Dans 75 % des décisions de justice en résidence alternée, aucune pension alimentaire n'est prévue. Pourtant, cette absence n'a rien d'automatique : lorsque les revenus des parents diffèrent sensiblement, une contribution reste non seulement possible, mais souvent indispensable. La question de la pension alimentaire en garde alternée et de la répartition des frais suscite régulièrement des incompréhensions, voire des conflits durables entre parents séparés. Maître Claire Poussier-Libersa, avocate à Nantes intervenant en droit de la famille, accompagne au quotidien des parents confrontés à ces interrogations. Cet article répond aux questions les plus fréquentes pour vous aider à y voir clair.

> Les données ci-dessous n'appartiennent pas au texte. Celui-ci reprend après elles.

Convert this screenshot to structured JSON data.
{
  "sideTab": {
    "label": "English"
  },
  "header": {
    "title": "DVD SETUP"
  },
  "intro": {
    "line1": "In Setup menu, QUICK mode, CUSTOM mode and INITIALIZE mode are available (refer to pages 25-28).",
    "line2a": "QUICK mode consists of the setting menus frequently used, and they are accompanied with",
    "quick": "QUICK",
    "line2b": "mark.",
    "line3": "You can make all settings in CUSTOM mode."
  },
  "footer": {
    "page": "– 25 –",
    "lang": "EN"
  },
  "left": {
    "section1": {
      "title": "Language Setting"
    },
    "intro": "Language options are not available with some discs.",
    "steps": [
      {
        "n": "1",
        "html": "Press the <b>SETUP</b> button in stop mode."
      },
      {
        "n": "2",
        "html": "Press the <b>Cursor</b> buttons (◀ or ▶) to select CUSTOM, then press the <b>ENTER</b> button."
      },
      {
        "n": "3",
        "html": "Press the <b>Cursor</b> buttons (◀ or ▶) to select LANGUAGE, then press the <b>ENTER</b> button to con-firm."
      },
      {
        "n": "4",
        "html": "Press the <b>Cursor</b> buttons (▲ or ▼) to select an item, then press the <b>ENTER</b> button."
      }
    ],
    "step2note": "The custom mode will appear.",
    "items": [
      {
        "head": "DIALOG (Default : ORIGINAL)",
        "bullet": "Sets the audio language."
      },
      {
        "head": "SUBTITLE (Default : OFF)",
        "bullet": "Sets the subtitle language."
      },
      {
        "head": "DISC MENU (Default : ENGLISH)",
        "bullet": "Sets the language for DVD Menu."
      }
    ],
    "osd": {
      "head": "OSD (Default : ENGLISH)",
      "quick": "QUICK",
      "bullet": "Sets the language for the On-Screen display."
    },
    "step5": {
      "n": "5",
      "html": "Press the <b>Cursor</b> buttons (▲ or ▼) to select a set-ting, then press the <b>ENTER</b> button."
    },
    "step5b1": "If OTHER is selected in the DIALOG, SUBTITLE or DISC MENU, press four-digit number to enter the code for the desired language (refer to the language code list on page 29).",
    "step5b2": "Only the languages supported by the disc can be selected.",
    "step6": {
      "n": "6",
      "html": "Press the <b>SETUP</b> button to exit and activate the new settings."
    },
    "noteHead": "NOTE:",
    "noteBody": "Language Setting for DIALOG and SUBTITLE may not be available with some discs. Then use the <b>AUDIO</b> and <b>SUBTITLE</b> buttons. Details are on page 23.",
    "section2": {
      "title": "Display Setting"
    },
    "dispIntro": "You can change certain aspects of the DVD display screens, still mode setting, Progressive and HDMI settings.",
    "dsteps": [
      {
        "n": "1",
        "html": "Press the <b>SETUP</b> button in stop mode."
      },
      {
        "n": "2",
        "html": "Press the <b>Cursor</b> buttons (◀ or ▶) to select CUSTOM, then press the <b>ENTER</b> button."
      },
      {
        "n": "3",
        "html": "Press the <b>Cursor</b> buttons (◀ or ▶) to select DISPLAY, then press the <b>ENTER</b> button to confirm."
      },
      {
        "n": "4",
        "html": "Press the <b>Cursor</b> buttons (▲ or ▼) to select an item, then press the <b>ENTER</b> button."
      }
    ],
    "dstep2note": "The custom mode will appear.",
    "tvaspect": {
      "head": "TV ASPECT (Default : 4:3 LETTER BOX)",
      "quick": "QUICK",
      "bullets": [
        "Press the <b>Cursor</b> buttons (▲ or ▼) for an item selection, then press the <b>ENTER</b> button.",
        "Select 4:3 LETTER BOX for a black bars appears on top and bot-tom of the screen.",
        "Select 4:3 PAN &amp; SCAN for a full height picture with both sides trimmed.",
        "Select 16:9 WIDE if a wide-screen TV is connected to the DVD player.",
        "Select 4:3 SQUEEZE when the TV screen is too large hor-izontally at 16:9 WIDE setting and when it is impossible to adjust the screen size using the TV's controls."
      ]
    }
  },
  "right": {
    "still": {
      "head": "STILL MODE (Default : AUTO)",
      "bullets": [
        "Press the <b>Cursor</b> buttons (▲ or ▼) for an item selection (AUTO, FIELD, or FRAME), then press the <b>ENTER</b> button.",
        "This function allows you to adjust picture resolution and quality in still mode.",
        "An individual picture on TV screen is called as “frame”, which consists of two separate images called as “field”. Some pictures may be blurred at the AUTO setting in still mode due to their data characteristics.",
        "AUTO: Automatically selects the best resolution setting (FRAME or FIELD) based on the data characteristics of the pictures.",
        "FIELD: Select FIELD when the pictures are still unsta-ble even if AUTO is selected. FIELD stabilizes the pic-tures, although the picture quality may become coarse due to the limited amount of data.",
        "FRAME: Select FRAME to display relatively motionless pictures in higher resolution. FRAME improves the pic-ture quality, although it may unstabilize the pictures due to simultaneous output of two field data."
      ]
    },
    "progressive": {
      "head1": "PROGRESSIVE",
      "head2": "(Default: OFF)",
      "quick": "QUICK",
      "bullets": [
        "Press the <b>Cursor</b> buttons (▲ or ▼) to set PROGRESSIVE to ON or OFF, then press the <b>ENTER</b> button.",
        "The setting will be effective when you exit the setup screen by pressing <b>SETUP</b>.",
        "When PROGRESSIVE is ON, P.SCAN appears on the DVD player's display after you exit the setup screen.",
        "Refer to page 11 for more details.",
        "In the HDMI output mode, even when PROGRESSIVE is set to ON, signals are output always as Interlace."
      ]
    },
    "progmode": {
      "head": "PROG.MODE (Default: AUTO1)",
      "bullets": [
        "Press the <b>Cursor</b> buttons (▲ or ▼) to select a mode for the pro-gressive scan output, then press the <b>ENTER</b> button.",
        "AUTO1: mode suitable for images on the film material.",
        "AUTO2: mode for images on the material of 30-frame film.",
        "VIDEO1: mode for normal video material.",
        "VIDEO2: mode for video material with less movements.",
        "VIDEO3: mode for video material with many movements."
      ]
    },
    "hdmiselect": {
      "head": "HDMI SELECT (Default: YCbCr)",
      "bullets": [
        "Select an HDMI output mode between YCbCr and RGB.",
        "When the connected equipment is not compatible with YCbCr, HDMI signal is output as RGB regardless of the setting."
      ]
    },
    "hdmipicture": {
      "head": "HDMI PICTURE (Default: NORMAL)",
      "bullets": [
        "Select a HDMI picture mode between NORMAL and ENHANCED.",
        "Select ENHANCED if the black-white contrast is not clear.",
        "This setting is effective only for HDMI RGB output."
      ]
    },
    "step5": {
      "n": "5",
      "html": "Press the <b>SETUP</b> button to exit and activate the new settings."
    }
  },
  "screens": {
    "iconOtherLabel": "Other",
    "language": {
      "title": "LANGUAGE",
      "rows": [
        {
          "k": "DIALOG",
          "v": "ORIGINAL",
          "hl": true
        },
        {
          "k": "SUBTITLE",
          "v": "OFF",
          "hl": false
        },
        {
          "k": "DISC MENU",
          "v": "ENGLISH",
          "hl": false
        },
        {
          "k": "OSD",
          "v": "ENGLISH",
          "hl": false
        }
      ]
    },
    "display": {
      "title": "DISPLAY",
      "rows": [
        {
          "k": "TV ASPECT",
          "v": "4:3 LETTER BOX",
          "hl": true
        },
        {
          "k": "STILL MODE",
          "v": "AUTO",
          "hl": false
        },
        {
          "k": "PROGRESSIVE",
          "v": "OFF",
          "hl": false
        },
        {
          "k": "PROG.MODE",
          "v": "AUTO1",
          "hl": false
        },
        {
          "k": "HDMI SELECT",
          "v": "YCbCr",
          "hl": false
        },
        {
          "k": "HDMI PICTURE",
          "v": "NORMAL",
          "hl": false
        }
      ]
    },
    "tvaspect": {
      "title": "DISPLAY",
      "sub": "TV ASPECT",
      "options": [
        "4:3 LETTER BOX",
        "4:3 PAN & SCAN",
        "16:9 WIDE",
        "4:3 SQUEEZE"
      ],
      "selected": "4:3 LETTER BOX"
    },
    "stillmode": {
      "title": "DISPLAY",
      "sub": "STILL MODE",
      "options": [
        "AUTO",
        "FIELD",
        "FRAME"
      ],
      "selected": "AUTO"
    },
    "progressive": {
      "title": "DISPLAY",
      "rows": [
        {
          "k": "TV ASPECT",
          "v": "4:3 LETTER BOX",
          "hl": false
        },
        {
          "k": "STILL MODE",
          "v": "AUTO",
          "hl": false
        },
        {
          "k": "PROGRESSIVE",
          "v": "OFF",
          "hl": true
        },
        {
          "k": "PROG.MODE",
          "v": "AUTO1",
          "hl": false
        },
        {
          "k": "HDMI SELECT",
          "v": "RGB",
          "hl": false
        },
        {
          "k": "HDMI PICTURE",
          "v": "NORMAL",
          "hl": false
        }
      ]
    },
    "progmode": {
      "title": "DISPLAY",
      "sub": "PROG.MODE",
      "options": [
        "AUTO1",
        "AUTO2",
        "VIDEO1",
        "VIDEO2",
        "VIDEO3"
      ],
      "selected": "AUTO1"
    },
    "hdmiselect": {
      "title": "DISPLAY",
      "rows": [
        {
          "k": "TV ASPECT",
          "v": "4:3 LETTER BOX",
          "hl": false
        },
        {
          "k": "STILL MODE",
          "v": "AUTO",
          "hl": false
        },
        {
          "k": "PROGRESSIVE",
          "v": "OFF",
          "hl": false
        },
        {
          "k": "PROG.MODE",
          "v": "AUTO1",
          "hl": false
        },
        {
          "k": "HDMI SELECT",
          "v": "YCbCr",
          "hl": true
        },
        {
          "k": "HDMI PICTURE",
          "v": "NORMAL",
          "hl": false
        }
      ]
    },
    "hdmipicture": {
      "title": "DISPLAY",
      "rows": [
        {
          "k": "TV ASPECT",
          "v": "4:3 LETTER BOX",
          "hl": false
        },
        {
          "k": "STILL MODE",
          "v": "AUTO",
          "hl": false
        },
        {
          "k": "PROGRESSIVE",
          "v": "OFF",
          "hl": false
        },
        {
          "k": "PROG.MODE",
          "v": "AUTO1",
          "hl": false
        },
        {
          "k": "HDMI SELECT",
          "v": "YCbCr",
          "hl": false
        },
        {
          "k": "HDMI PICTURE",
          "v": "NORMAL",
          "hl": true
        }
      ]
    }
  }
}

Non, pas systématiquement, mais la garde alternée ne signifie pas automatiquement zéro pension. Le fondement est l'article 371-2 du Code civil : chaque parent contribue à l'entretien et à l'éducation de l'enfant à proportion de ses ressources, de celles de l'autre parent et des besoins de l'enfant. Cette obligation persiste après la séparation, quel que soit le mode de garde retenu.
En pratique, lorsque la résidence est strictement équilibrée (50/50) et que les revenus des deux parents sont comparables — avec un écart inférieur à 20-25 % — le juge aux affaires familiales (JAF) peut fixer la pension à zéro. Chaque parent assume alors directement les dépenses courantes pendant son propre temps de garde.
En revanche, si un écart significatif de revenus existe — par exemple lorsqu'un parent gagne deux à trois fois plus que l'autre —, le JAF fixe quasi systématiquement une pension alimentaire. L'objectif est de garantir à l'enfant un niveau de vie comparable dans ses deux foyers. Cette pension peut aussi être versée en nature, sous forme de prise en charge directe de certains frais comme la mutuelle ou l'abonnement de transport scolaire, conformément à l'article 373-2-2 du Code civil.
À noter : en garde alternée, seules les allocations familiales (versées aux familles ayant au moins deux enfants à charge) peuvent être partagées à parts égales entre les deux parents par la CAF. Toutes les autres prestations familiales (RSA, prime d'activité, APL, etc.) ne peuvent être attribuées qu'à un seul parent allocataire. En l'absence d'accord entre les parents sur le partage des allocations familiales, la CAF les divise automatiquement par deux. Ce choix est valable pour une durée minimale d'un an.
Le barème indicatif du ministère de la Justice constitue l'outil de référence. La méthode de calcul repose sur deux étapes. D'abord, on détermine le revenu disponible du parent débiteur en soustrayant le minimum vital — fixé au montant du RSA pour une personne seule, soit 646,52 € au 1er avril 2025 — de ses revenus nets mensuels. Ensuite, on applique un taux qui varie selon le nombre d'enfants.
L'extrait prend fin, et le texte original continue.